You don’t have to be the likes of Zach Arias or Karl Taylor to take eye-catching portraits. Just by learning the basic principles, anyone can certainly take good photos.
As they say, a photo is worth a thousand words– but it takes a lot less time to produce it.
Change the Perspective
Most of the time, portraits are usually taken at the eye level of the person. However, adjusting the angle of your shot can give your photos a little spark.
You can get close to the ground as possible or simply get up high and shoot down on your subject. Either way, you will be seeing your subject from a whole new perspective and in that way, your photos will gain more attention.n.
Experiment with Eye Contact
It’s interesting just how much the direction of the subject’s eyes will change a portrait. A lot of photos have the subject looking down the camera lens – a thing which will create an actual sense of connection between a subject and people looking at the portrait. On the other hand, there’re some other things to try:
Looking off camera – have your subject focus all the attention on a thing outside the field of view of the camera. This will create a feeling of innocence. What’s more, it will create a little interest as well as intrigue as the observer of the portrait thinks about what they’re actually looking at.

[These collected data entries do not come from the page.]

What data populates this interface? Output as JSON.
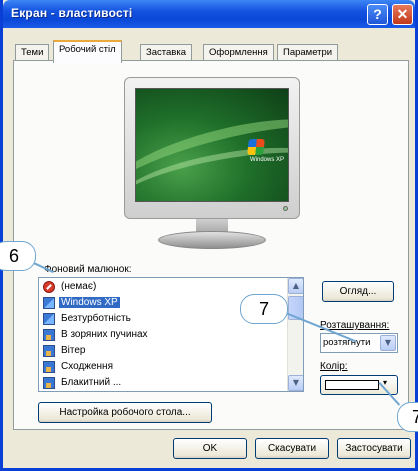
{
  "window": {
    "title": "Екран - властивості",
    "help_button": "?",
    "close_button": "✕"
  },
  "tabs": [
    {
      "label": "Теми",
      "active": false
    },
    {
      "label": "Робочий стіл",
      "active": true
    },
    {
      "label": "Заставка",
      "active": false
    },
    {
      "label": "Оформлення",
      "active": false
    },
    {
      "label": "Параметри",
      "active": false
    }
  ],
  "preview": {
    "logo_text": "Windows XP"
  },
  "background": {
    "label": "Фоновий малюнок:",
    "items": [
      {
        "label": "(немає)",
        "icon": "no-entry-icon",
        "selected": false
      },
      {
        "label": "Windows XP",
        "icon": "image-icon",
        "selected": true
      },
      {
        "label": "Безтурботність",
        "icon": "image-icon",
        "selected": false
      },
      {
        "label": "В зоряних пучинах",
        "icon": "picture-icon",
        "selected": false
      },
      {
        "label": "Вітер",
        "icon": "picture-icon",
        "selected": false
      },
      {
        "label": "Сходження",
        "icon": "picture-icon",
        "selected": false
      },
      {
        "label": "Блакитний ...",
        "icon": "picture-icon",
        "selected": false
      }
    ],
    "browse_button": "Огляд...",
    "position_label": "Розташування:",
    "position_value": "розтягнути",
    "color_label": "Колір:",
    "color_value": "#ffffff",
    "desktop_button": "Настройка робочого стола..."
  },
  "buttons": {
    "ok": "OK",
    "cancel": "Скасувати",
    "apply": "Застосувати"
  },
  "callouts": {
    "c6": "6",
    "c7": "7",
    "c7b": "7"
  },
  "colors": {
    "title_bar": "#0a48d9",
    "selection": "#316ac5",
    "callout_border": "#6fa6d2"
  }
}
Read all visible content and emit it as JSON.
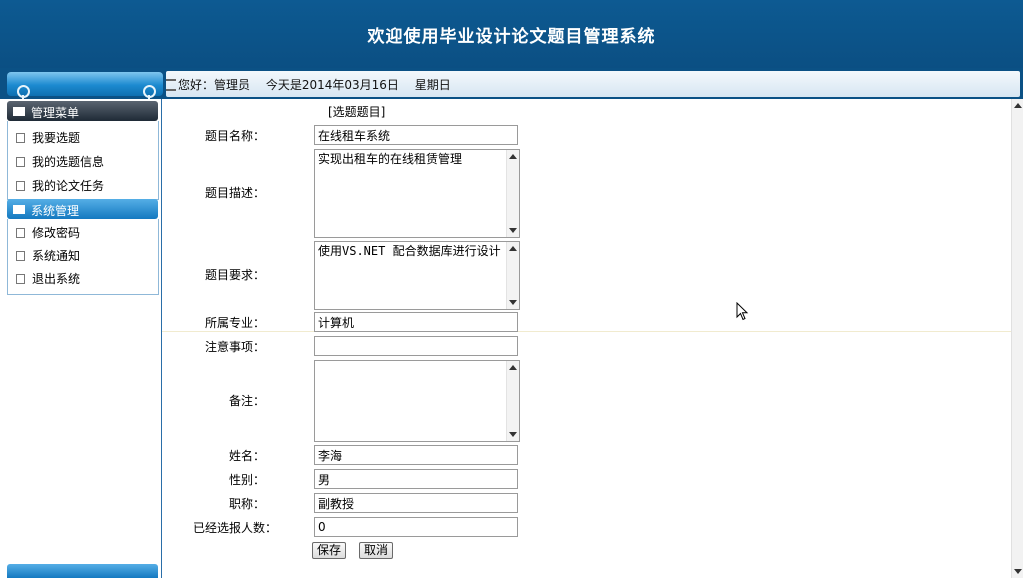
{
  "app": {
    "title": "欢迎使用毕业设计论文题目管理系统"
  },
  "topbar": {
    "greeting": "您好：管理员　 今天是2014年03月16日　 星期日"
  },
  "sidebar": {
    "menu_header": "管理菜单",
    "items": [
      {
        "label": "我要选题"
      },
      {
        "label": "我的选题信息"
      },
      {
        "label": "我的论文任务"
      }
    ],
    "system_header": "系统管理",
    "system_items": [
      {
        "label": "修改密码"
      },
      {
        "label": "系统通知"
      },
      {
        "label": "退出系统"
      }
    ]
  },
  "form": {
    "title": "[选题题目]",
    "fields": {
      "topic_name": {
        "label": "题目名称：",
        "value": "在线租车系统"
      },
      "topic_desc": {
        "label": "题目描述：",
        "value": "实现出租车的在线租赁管理"
      },
      "topic_req": {
        "label": "题目要求：",
        "value": "使用VS.NET 配合数据库进行设计"
      },
      "major": {
        "label": "所属专业：",
        "value": "计算机"
      },
      "notes": {
        "label": "注意事项：",
        "value": ""
      },
      "remark": {
        "label": "备注：",
        "value": ""
      },
      "name": {
        "label": "姓名：",
        "value": "李海"
      },
      "gender": {
        "label": "性别：",
        "value": "男"
      },
      "title_rank": {
        "label": "职称：",
        "value": "副教授"
      },
      "selected_count": {
        "label": "已经选报人数：",
        "value": "0"
      }
    },
    "save_label": "保存",
    "cancel_label": "取消"
  },
  "colors": {
    "banner": "#0d5a92",
    "sidebar_header": "#1479c0",
    "border": "#9a9a9a"
  },
  "icons": [
    "greeting-icon",
    "menu-grid-icon",
    "document-icon",
    "system-icon",
    "mouse-cursor-icon"
  ]
}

This intimacy is especially drawn about when the subject is showing a kind of emotion.
Looking within the frame – you can have the subject looking at something (or a person) within the frame. The baby looking at a bike, a young woman looking at a beautiful flower or a teenage girl looking at a shoe carousel…
With this idea in mind, it helps create a story within the portrait as well.
Forget all About the Rules
There are many dos and don’ts out there when it comes to framing and composition. Many professional photographers had a love-hate relationship with them. They are useful to know and employ so you can purposely break them – because this can lead to some amazing portraits.
The Rule of Thirds is one that can easily be broken – placing the subject either dead center can usually create an eye-catching photo – or even imaginative placement with the subject right on the edge of a portrait will usually create great photos.
One other “important” rule that we usually talk about in photography is to give a subject space to look into. This rule always works well but however, rules sometimes are made to be broken and so is this one. Instead, focus on mood as well as atmosphere.
Even though the subject will be relatively stationary, great portrait photography is generally all about catching that one moment which actually shows off the subject.
Understanding the basics of portrait photography surely can take you far in your journey in the diverse world of photography.